Biological tissues as mechanical metamaterials
Abstract: In multicellular organisms, properly programmed collective motion is required to form tissues and organs, and this programming breaks down in diseases like cancer. Recent experimental work highlights that some organisms tune the global mechanical properties of a tissue across a fluid-solid transition to allow or prohibit cell motion and control processes such as body axis elongation. In this talk, I will highlight universal features that emerge from models developed to predict this collective behavior. I will also discuss a framework that suggests the origin of rigidity in tissues is similar to that in mechanical metamaterials, like origami, and different from those in standard materials like glasses or granular matter.
Bio: M. Lisa Manning is Director of the BioInspired Institute and the William R. Kenan Professor of Physics at Syracuse University.

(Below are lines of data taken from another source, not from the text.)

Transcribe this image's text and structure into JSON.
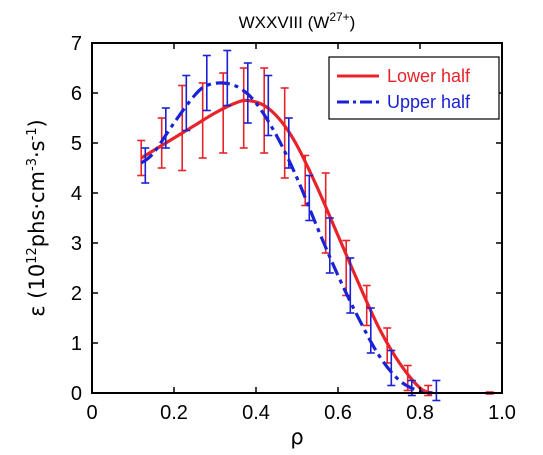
{
  "chart_data": {
    "type": "line",
    "title": "WXXVIII (W",
    "title_superscript": "27+",
    "title_suffix": ")",
    "xlabel": "ρ",
    "ylabel_prefix": "ε (10",
    "ylabel_exp1": "12",
    "ylabel_mid": "phs·cm",
    "ylabel_exp2": "-3",
    "ylabel_mid2": "·s",
    "ylabel_exp3": "-1",
    "ylabel_suffix": ")",
    "xlim": [
      0,
      1.0
    ],
    "ylim": [
      0,
      7
    ],
    "xticks": [
      "0",
      "0.2",
      "0.4",
      "0.6",
      "0.8",
      "1.0"
    ],
    "xtick_values": [
      0,
      0.2,
      0.4,
      0.6,
      0.8,
      1.0
    ],
    "yticks": [
      "0",
      "1",
      "2",
      "3",
      "4",
      "5",
      "6",
      "7"
    ],
    "ytick_values": [
      0,
      1,
      2,
      3,
      4,
      5,
      6,
      7
    ],
    "legend_position": "top-right",
    "series": [
      {
        "name": "Lower half",
        "color": "#e8232a",
        "style": "solid",
        "fit_x": [
          0.12,
          0.15,
          0.2,
          0.25,
          0.3,
          0.35,
          0.38,
          0.42,
          0.46,
          0.5,
          0.55,
          0.6,
          0.65,
          0.7,
          0.75,
          0.8,
          0.83
        ],
        "fit_y": [
          4.7,
          4.85,
          5.1,
          5.35,
          5.6,
          5.8,
          5.85,
          5.75,
          5.45,
          4.95,
          4.1,
          3.15,
          2.2,
          1.3,
          0.6,
          0.1,
          0.0
        ],
        "points": [
          {
            "x": 0.12,
            "y": 4.7,
            "err": 0.35
          },
          {
            "x": 0.17,
            "y": 5.0,
            "err": 0.5
          },
          {
            "x": 0.22,
            "y": 5.3,
            "err": 0.85
          },
          {
            "x": 0.27,
            "y": 5.45,
            "err": 0.75
          },
          {
            "x": 0.32,
            "y": 5.6,
            "err": 0.8
          },
          {
            "x": 0.37,
            "y": 5.7,
            "err": 0.8
          },
          {
            "x": 0.42,
            "y": 5.65,
            "err": 0.85
          },
          {
            "x": 0.47,
            "y": 5.2,
            "err": 0.9
          },
          {
            "x": 0.52,
            "y": 4.25,
            "err": 0.5
          },
          {
            "x": 0.57,
            "y": 3.6,
            "err": 0.8
          },
          {
            "x": 0.62,
            "y": 2.5,
            "err": 0.55
          },
          {
            "x": 0.67,
            "y": 1.75,
            "err": 0.4
          },
          {
            "x": 0.72,
            "y": 0.95,
            "err": 0.35
          },
          {
            "x": 0.77,
            "y": 0.3,
            "err": 0.25
          },
          {
            "x": 0.82,
            "y": 0.05,
            "err": 0.1
          },
          {
            "x": 0.97,
            "y": 0.0,
            "err": 0.02
          }
        ]
      },
      {
        "name": "Upper half",
        "color": "#1b22d6",
        "style": "dashdot",
        "fit_x": [
          0.12,
          0.15,
          0.2,
          0.25,
          0.28,
          0.32,
          0.36,
          0.4,
          0.45,
          0.5,
          0.55,
          0.6,
          0.65,
          0.7,
          0.75,
          0.8,
          0.83
        ],
        "fit_y": [
          4.6,
          4.8,
          5.4,
          5.95,
          6.15,
          6.2,
          6.1,
          5.8,
          5.15,
          4.3,
          3.3,
          2.35,
          1.5,
          0.75,
          0.25,
          0.03,
          0.0
        ],
        "points": [
          {
            "x": 0.13,
            "y": 4.55,
            "err": 0.35
          },
          {
            "x": 0.18,
            "y": 5.3,
            "err": 0.4
          },
          {
            "x": 0.23,
            "y": 5.8,
            "err": 0.55
          },
          {
            "x": 0.28,
            "y": 6.2,
            "err": 0.55
          },
          {
            "x": 0.33,
            "y": 6.3,
            "err": 0.55
          },
          {
            "x": 0.38,
            "y": 6.0,
            "err": 0.6
          },
          {
            "x": 0.43,
            "y": 5.75,
            "err": 0.6
          },
          {
            "x": 0.48,
            "y": 5.0,
            "err": 0.5
          },
          {
            "x": 0.53,
            "y": 3.9,
            "err": 0.45
          },
          {
            "x": 0.58,
            "y": 2.95,
            "err": 0.55
          },
          {
            "x": 0.63,
            "y": 2.15,
            "err": 0.55
          },
          {
            "x": 0.68,
            "y": 1.25,
            "err": 0.45
          },
          {
            "x": 0.73,
            "y": 0.5,
            "err": 0.35
          },
          {
            "x": 0.78,
            "y": 0.1,
            "err": 0.15
          },
          {
            "x": 0.84,
            "y": 0.05,
            "err": 0.2
          }
        ]
      }
    ]
  }
}
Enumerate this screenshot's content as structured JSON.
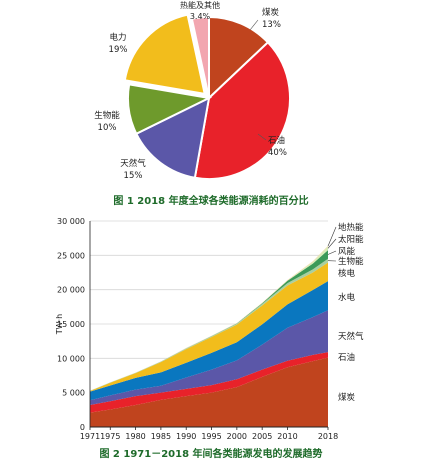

Her research focuses on the mechanical properties of biological tissues and the failure of disordered materials. Prof. Manning has given over 150 invited talks and published 55 peer-reviewed articles. She has received several awards including the 2018 Maria Goeppert Mayer Award, 2016 IUPAP Young Investigator Prize, a Simons Investigator award, a Sloan Fellowship, a Scialog award, as well as several teaching awards. As an NSF CAREER awardee and a Cottrell Scholar, she has also developed programs to help recruit and retain a diverse group of scientists in STEM fields.